Yes - You Should Take a Sick Day
Doctor's and wellness appointments: You shouldn't put off going to the doctor, whether it's for a check-up or a specialist appointment, because you don't want to use sick days. Medical and health appointments are perfectly legitimate and normal reasons to use a sick day.
Feeling very unwell: If you have a minor cold, you can probably tough it out at work as long as you make sure to avoid spreading germs to others. But if you have anything seriously contagious like the flu, or debilitating like a severe ear infection, then it's best to take the sick day and stay home.
A child or someone else who needs care is sick: if you have an ill child, spouse or another individual who needs your help because of their illness, it's okay to take a sick day in order to help them out. If the illness turns into a long-term situation, you should contact your workplace to make accommodations.
Someone has died: If you are mourning the loss of a loved one, you should take a few sick days while you participate in funeral services and begin to process your loss mentally. Some employers may grant you time-off without requiring you to use your sick days after the death of a family member, but this can vary by company.

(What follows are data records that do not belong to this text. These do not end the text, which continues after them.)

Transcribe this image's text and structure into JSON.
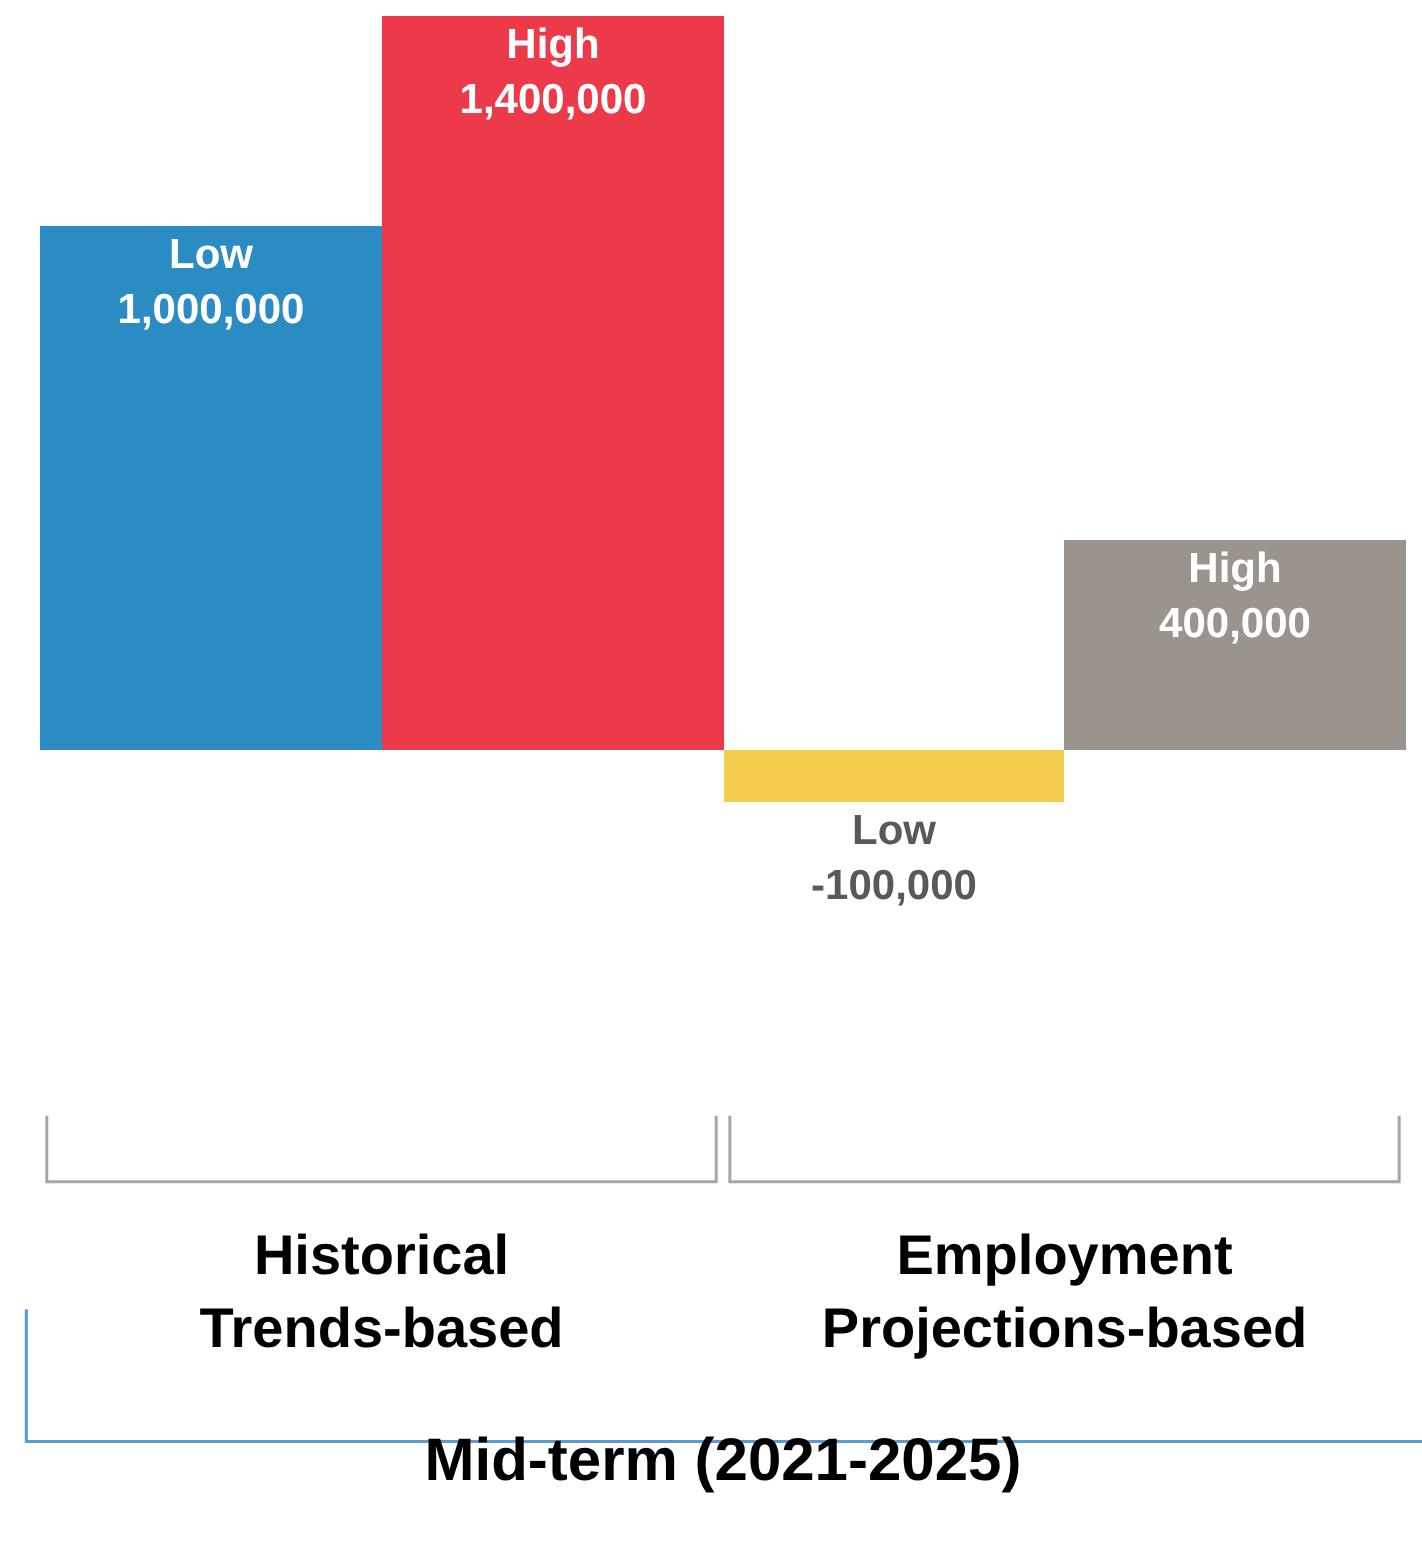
{
  "chart_data": {
    "type": "bar",
    "categories": [
      "Historical\nTrends-based",
      "Employment\nProjections-based"
    ],
    "series": [
      {
        "name": "Low",
        "colors": [
          "#2b8bc3",
          "#f4cc4e"
        ],
        "values": [
          1000000,
          -100000
        ],
        "value_labels": [
          "1,000,000",
          "-100,000"
        ]
      },
      {
        "name": "High",
        "colors": [
          "#ec3a4a",
          "#9a948d"
        ],
        "values": [
          1400000,
          400000
        ],
        "value_labels": [
          "1,400,000",
          "400,000"
        ]
      }
    ],
    "xlabel": "Mid-term (2021-2025)"
  }
}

No - You Shouldn't Take a Sick Day
You want to do something fun: You shouldn't take a sick day just because you want the day off work to do something fun, like visiting an amusement park or going to the beach with friends. Especially in the hyper-connected social media world of today, where all it takes is a wayward tweet or social media photo to "expose" you. Wait until you have vacation days to take time off for pure leisure.
You're behind on your work: Never take a sick day to hide the fact that you're behind on your work and need extra time to finish. Not only is this bad for your overall work ethic, but if the ruse is discovered, it will shake your employer's trust in your abilities. The best course of action is to be upfront and honest about the timeline taking longer than anticipated.
Remember: As a general rule of thumb, taking a sick day should be done in circumstances where you're too ill or contagious to come into work; someone under your care is sick; or your mental and physical health needs attention in the form of grieving, rest, or doctor's appointments.